Gene expression profile analysis of xylitol-sensitive and xylitol-resistant Streptococcus mutans in 0.5% glucose containing TYE media using DNA chip.
10.11149/jkaoh.2012.36.4.251
- Author:
Sang Uk IM
1
;
Sang Hun AHN
;
Dong Ok PARK
;
Youn Hee CHOI
;
Keun Bae SONG
Author Information
1. Department of Preventive Dentistry, Kyungpook National University School of Dentistry, Daegu, Korea. kbsong@knu.ac.kr
- Publication Type:Original Article
- Keywords:
DNA chip;
Streptococcus mutans;
Virulence;
XR;
XS;
Xylitol
- MeSH:
Bacteria;
Chimera;
Dental Caries;
DNA;
Energy Metabolism;
Gene Expression;
Glucose;
Oligonucleotide Array Sequence Analysis;
Protein Folding;
Ribosomal Proteins;
RNA;
Streptococcus;
Streptococcus mutans;
Sweetening Agents;
Transcriptome;
Xylitol
- From:Journal of Korean Academy of Oral Health
2012;36(4):251-265
- CountryRepublic of Korea
- Language:Korean
-
Abstract:
OBJECTIVES: Streptococcus mutans (S. mutans) is the major causative bacteria in dental caries. Xylitol is an effective anticarious natural sugar substitute by inhibiting the virulence of S. mutans.

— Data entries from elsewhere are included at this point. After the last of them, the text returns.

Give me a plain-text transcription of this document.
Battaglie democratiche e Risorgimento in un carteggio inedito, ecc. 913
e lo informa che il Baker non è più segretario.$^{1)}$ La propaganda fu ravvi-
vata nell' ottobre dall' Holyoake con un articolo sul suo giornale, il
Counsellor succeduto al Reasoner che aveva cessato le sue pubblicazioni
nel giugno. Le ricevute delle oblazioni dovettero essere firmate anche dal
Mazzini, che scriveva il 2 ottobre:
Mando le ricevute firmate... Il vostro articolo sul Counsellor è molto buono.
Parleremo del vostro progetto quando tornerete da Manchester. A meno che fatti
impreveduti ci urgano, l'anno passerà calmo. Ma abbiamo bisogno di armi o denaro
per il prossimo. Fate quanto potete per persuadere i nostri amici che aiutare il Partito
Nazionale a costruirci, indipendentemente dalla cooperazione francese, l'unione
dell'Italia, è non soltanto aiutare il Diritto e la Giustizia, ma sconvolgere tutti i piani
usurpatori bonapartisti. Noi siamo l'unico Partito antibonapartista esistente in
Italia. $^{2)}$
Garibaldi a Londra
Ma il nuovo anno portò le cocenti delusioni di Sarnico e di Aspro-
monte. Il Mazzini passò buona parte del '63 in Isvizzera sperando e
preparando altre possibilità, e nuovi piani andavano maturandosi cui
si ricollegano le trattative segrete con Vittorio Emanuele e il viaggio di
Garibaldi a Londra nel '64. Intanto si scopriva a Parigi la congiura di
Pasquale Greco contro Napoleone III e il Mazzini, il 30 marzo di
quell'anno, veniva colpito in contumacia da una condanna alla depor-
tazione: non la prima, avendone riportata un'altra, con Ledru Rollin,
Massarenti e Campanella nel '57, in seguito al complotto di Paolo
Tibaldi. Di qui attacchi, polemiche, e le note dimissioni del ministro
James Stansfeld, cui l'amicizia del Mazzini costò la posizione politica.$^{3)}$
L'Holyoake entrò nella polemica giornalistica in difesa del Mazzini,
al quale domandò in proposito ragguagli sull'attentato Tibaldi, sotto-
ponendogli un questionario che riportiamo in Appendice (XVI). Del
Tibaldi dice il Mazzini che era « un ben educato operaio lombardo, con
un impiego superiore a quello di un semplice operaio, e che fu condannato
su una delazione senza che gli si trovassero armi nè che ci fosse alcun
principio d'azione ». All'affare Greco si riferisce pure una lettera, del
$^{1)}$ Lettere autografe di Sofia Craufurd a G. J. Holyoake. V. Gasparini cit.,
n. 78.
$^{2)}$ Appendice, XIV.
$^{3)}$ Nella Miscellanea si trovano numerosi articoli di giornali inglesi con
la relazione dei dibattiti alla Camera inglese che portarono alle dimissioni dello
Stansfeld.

However, long-term xylitol consumption leads to the emergence of the xylitol-resistant S. mutans (XR). The aim of this study is to analyze the difference of gene expression profile of xylitol-sensitive S. mutans (XS) and XR in 0.5% glucose containing TYE media, using a DNA chip. METHODS: S. mutans KCTC3065 was maintained in 0.5% glucose and 1% xylitol containing TYE media, during 30 days at 37degrees C 10% CO2 to form XR. The same procedures without xylitol were repeated for the formation of XS. Both XS and XR were cultured in 0.5% glucose with or without 1% xylitol containing TYE media overnight and total RNA was extracted. RNA from XS was labeled with Cy-3 dye as control, and XR were labeled with Cy-5 as references. DNA chip was hybridized for 18-20 h at 42degrees C. RESULTS: A total of 277 genes of DNA chip data were significantly increased or decreased in XR. There is a total of 174 XR up-regulated genes in 0.5% glucose and 1% xylitol containing TYE media, and a total of 103 down-regulated genes. For compare with results of DNA chip, 11 in up-regulated genes and 10 in down-regulated were verified by RT-PCR. The most abundant increased genes in XR were related to cell envelope, cellular processes, DNA metabolism, transcription, and protein folding and stabilization. The decreased genes in XR were related to amino acid biosynthesis, toxin production and resistance, energy metabolism, ribosomal proteins synthesis, and signal transduction. CONCLUSIONS: These results indicate that the difference of gene expression profile of XS and XR may be in existence. In particular, results of this study for XR up-regulated genes have a lot of similarities with the already published xylitol-related researches and other functional studies.